GIANYAR, BALI EXPRESS - Pandemi Covid-19 membuat produksi baju barong khas Bali di Banjar Beng Kaja Kauh, Desa Beng, Kecamatan/Kabupaten Gianyar, menurun. Sebelum pandemi, produksi baju barong bisa mencapai 500 pcs per hari. Namun kini produksi hanya 50 pcs per hari.
Salah satu produsen baju barong khas Bali, I Wayan Prawata, 31, alamat Banjar Beng Kaje Kauh, Desa Beng, Kecamatan/Kabupaten Gianyar, mengungkapkan bahwa jumlah produksi baju barong khas Bali yang ia buat menurun drastis di masa pandemi Covid-19. Hal itu terjadi karena memang permintaan menurun yang menyebabkan penghasilannya pun terjun bebas. "Kalau dulu sampai 500 pcs perhari, sekarang cuma 50 pcs. Ya karena pembelian menurun," ujarnya Senin (24/5).
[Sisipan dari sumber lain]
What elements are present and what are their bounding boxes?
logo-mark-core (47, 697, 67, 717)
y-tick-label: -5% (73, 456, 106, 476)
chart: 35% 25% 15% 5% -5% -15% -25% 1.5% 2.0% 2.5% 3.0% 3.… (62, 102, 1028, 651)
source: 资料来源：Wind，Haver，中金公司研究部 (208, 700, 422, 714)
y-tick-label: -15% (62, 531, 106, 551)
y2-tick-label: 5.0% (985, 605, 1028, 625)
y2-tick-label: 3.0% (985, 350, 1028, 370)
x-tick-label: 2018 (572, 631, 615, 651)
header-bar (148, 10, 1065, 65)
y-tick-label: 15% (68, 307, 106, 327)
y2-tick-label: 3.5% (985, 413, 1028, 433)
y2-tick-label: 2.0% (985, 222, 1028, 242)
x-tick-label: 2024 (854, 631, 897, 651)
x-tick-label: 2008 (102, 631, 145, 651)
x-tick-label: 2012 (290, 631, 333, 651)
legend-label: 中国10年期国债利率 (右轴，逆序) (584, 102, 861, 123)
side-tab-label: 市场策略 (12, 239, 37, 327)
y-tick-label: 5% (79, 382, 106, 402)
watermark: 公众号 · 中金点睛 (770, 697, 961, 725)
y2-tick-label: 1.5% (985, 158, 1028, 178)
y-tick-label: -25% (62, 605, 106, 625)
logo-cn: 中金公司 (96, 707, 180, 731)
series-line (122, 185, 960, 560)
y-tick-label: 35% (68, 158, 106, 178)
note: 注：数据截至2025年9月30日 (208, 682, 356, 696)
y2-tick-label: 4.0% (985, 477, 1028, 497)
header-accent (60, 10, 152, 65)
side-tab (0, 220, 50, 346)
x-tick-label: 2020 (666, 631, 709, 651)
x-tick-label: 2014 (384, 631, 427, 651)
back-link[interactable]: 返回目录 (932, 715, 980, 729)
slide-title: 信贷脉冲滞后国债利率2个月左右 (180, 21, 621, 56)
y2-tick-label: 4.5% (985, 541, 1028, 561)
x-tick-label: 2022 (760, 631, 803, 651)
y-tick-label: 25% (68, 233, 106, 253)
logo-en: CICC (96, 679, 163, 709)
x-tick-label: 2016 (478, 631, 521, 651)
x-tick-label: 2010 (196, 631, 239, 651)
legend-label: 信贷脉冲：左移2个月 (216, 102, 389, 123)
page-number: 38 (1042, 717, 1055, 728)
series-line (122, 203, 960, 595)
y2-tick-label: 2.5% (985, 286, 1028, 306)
Produksi baju barong khas Bali tersebut selanjutnya dibawa ke sejumlah toko oleh-oleh yang ada di Bali termasuk pasar-pasar seni. "Ada juga yang dipakai untuk stok," imbuhnya.
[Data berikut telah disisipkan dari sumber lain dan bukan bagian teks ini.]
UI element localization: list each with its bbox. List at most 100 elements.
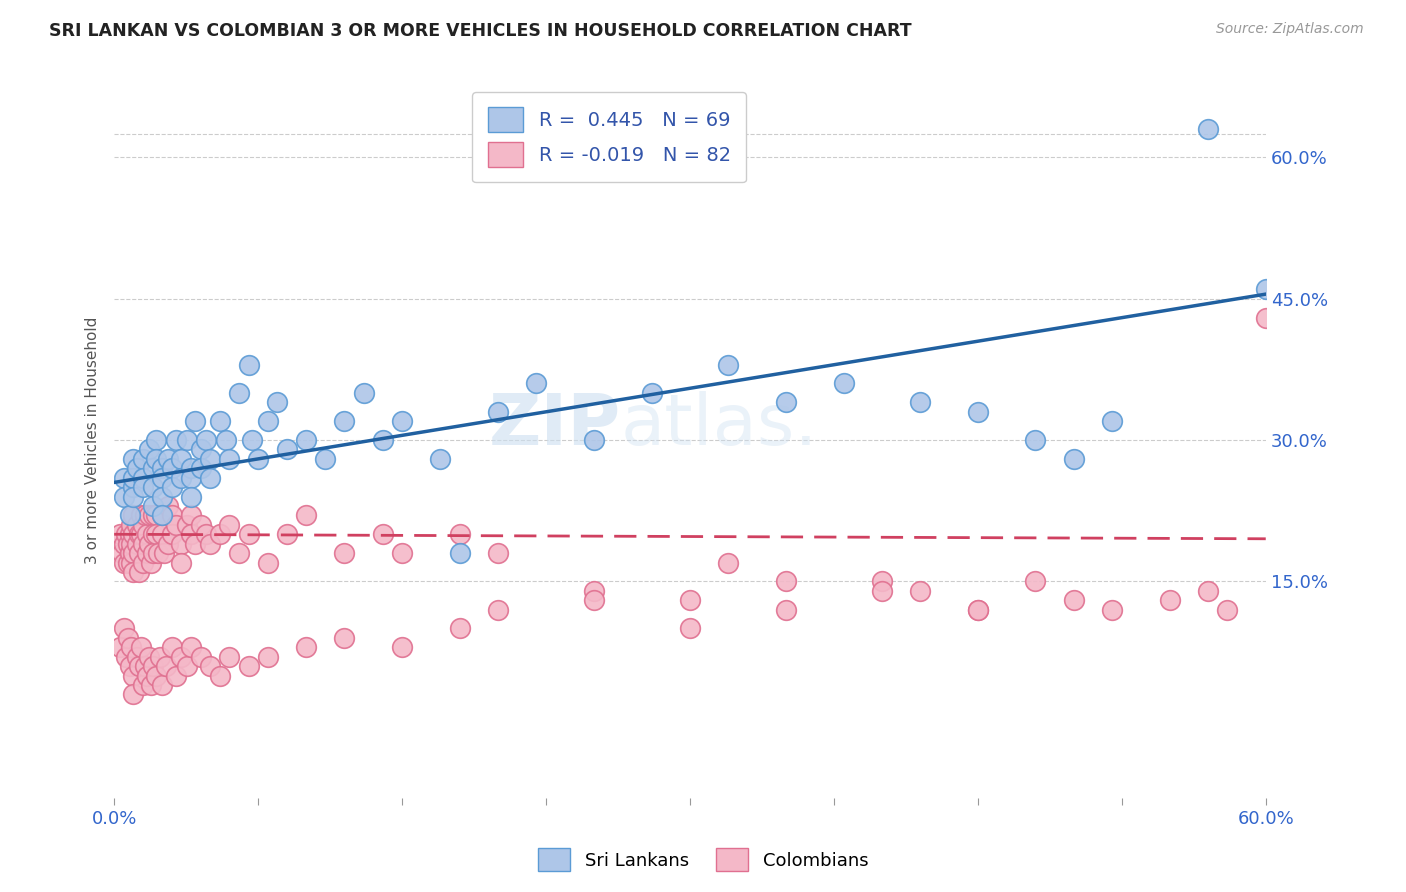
Point bbox=[266, 395, 288, 409]
Point bbox=[150, 678, 173, 692]
Point bbox=[526, 376, 548, 391]
Point bbox=[122, 565, 145, 579]
Point bbox=[142, 499, 165, 513]
Point bbox=[775, 602, 797, 616]
Point bbox=[150, 527, 173, 541]
Point bbox=[134, 659, 156, 673]
Point bbox=[1063, 451, 1085, 466]
Point bbox=[391, 414, 413, 428]
Point bbox=[117, 537, 139, 551]
Point bbox=[112, 537, 135, 551]
Point bbox=[176, 433, 198, 447]
Point bbox=[198, 659, 221, 673]
Point bbox=[582, 583, 605, 598]
Point bbox=[138, 442, 160, 457]
Point bbox=[156, 451, 179, 466]
Point bbox=[218, 649, 240, 664]
Point bbox=[717, 358, 740, 372]
Point bbox=[150, 508, 173, 523]
Point bbox=[1216, 602, 1239, 616]
Point bbox=[135, 546, 157, 560]
Point bbox=[114, 649, 136, 664]
Text: Source: ZipAtlas.com: Source: ZipAtlas.com bbox=[1216, 22, 1364, 37]
Point bbox=[108, 640, 131, 655]
Point bbox=[121, 556, 143, 570]
Point bbox=[295, 640, 318, 655]
Point bbox=[256, 414, 278, 428]
Point bbox=[429, 451, 451, 466]
Point bbox=[170, 649, 193, 664]
Point bbox=[180, 527, 202, 541]
Point bbox=[122, 688, 145, 702]
Point bbox=[1024, 574, 1046, 589]
Point bbox=[640, 385, 662, 400]
Legend: Sri Lankans, Colombians: Sri Lankans, Colombians bbox=[530, 841, 876, 879]
Point bbox=[129, 508, 152, 523]
Point bbox=[195, 527, 218, 541]
Point bbox=[1101, 602, 1123, 616]
Point bbox=[256, 649, 278, 664]
Point bbox=[118, 659, 141, 673]
Point bbox=[208, 527, 231, 541]
Point bbox=[132, 451, 155, 466]
Point bbox=[180, 461, 202, 475]
Point bbox=[208, 668, 231, 682]
Point bbox=[145, 668, 167, 682]
Point bbox=[121, 517, 143, 532]
Point bbox=[775, 395, 797, 409]
Point bbox=[295, 508, 318, 523]
Point bbox=[371, 433, 394, 447]
Point bbox=[190, 517, 212, 532]
Point bbox=[1197, 122, 1219, 136]
Point bbox=[132, 471, 155, 485]
Point bbox=[966, 602, 988, 616]
Point bbox=[139, 678, 162, 692]
Point bbox=[112, 622, 135, 636]
Point bbox=[1197, 583, 1219, 598]
Point bbox=[138, 649, 160, 664]
Point bbox=[1024, 433, 1046, 447]
Point bbox=[314, 451, 336, 466]
Point bbox=[180, 490, 202, 504]
Point bbox=[180, 471, 202, 485]
Point bbox=[118, 527, 141, 541]
Point bbox=[165, 517, 187, 532]
Point bbox=[449, 622, 471, 636]
Point bbox=[132, 480, 155, 494]
Point bbox=[145, 527, 167, 541]
Point bbox=[190, 442, 212, 457]
Point bbox=[353, 385, 375, 400]
Point bbox=[129, 640, 152, 655]
Point bbox=[391, 546, 413, 560]
Point bbox=[122, 451, 145, 466]
Point bbox=[160, 640, 183, 655]
Point bbox=[132, 556, 155, 570]
Point bbox=[121, 537, 143, 551]
Point bbox=[145, 508, 167, 523]
Point bbox=[122, 471, 145, 485]
Y-axis label: 3 or more Vehicles in Household: 3 or more Vehicles in Household bbox=[86, 317, 100, 564]
Point bbox=[371, 527, 394, 541]
Point bbox=[142, 659, 165, 673]
Point bbox=[122, 480, 145, 494]
Point bbox=[832, 376, 855, 391]
Point bbox=[117, 556, 139, 570]
Point bbox=[112, 556, 135, 570]
Point bbox=[160, 508, 183, 523]
Point bbox=[198, 537, 221, 551]
Point bbox=[165, 433, 187, 447]
Point bbox=[122, 490, 145, 504]
Point bbox=[128, 527, 150, 541]
Point bbox=[155, 659, 177, 673]
Point bbox=[160, 480, 183, 494]
Point bbox=[121, 640, 143, 655]
Point bbox=[148, 546, 170, 560]
Point bbox=[170, 471, 193, 485]
Point bbox=[679, 622, 702, 636]
Point bbox=[132, 537, 155, 551]
Point bbox=[238, 527, 260, 541]
Point bbox=[127, 537, 149, 551]
Point bbox=[966, 405, 988, 419]
Point bbox=[149, 649, 172, 664]
Point bbox=[1159, 593, 1181, 607]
Prawata menambahkan jika umumnya motif yang ia buat adalah baju dengan gambar barong. Namun ia juga memproduksi baju dengan gambar sesuai dengan pesanan pelanggannya. Untuk harga pun bervariasi tergantung ukuran, mulai dari Rp 20.000 hingga Rp 25.000. "Kalau harga mulai dari ukuran S itu harganga Rp 21.000, size M Rp 22.000, size L Rp 23.000 dan size XL Rp 24.000. Ada juga size XXL Rp 25.000, dan untuk baju barong anak stelan harganya mencapai Rp 20.000, tergantung size. Dulu motifnya barong full, sekarang wajahnya saja," paparnya.
Ia pun menuturkan jika proses pembuatan baju barong tersebut cukup rumit. Dimana untuk menyelesaikan satu baju, membutuhkan waktu hingga 4 hari. Mulai dari memotong bahan, menjarit, kemudian menggambar. "Apalagi kalau cuaca mendung dan hujan maka waktunya lebih lama, karena pengeringannya lama. Kalau bahan baku kita beli di toko," sambungnya.
Untuk memproduksi baju barong khas Bali tersebut ia pun dibantu belasan pekerja sesuai dengan keahlian masing-masing. Mulai dari mengerjakan pemotongan bahan, menjarit, pembebet, pekerja yang mewantek kain dan yang menggambar barong. "Barang ada saja yang reject, seperti bolong lainnya, ada juga kena noda, sehingga kita bisa rubah warna bajunya. Itu juga buat karya kita susah dijiplak atau ditiru," bebernya.
Atas kondisi pandemi Covid-19, pria yang sudah 10 tahun memproduksi baju barong khas Bali meneruskan usaha ayahnya itu pun berharap agar pemerintah bisa segera membuka pariwisata. "Semoga pandemi ini bisa segera berakhir, sehingga pemerintah bisa buka pariwisata dan ekonomi bisa seperti dulu lagi," tandasnya.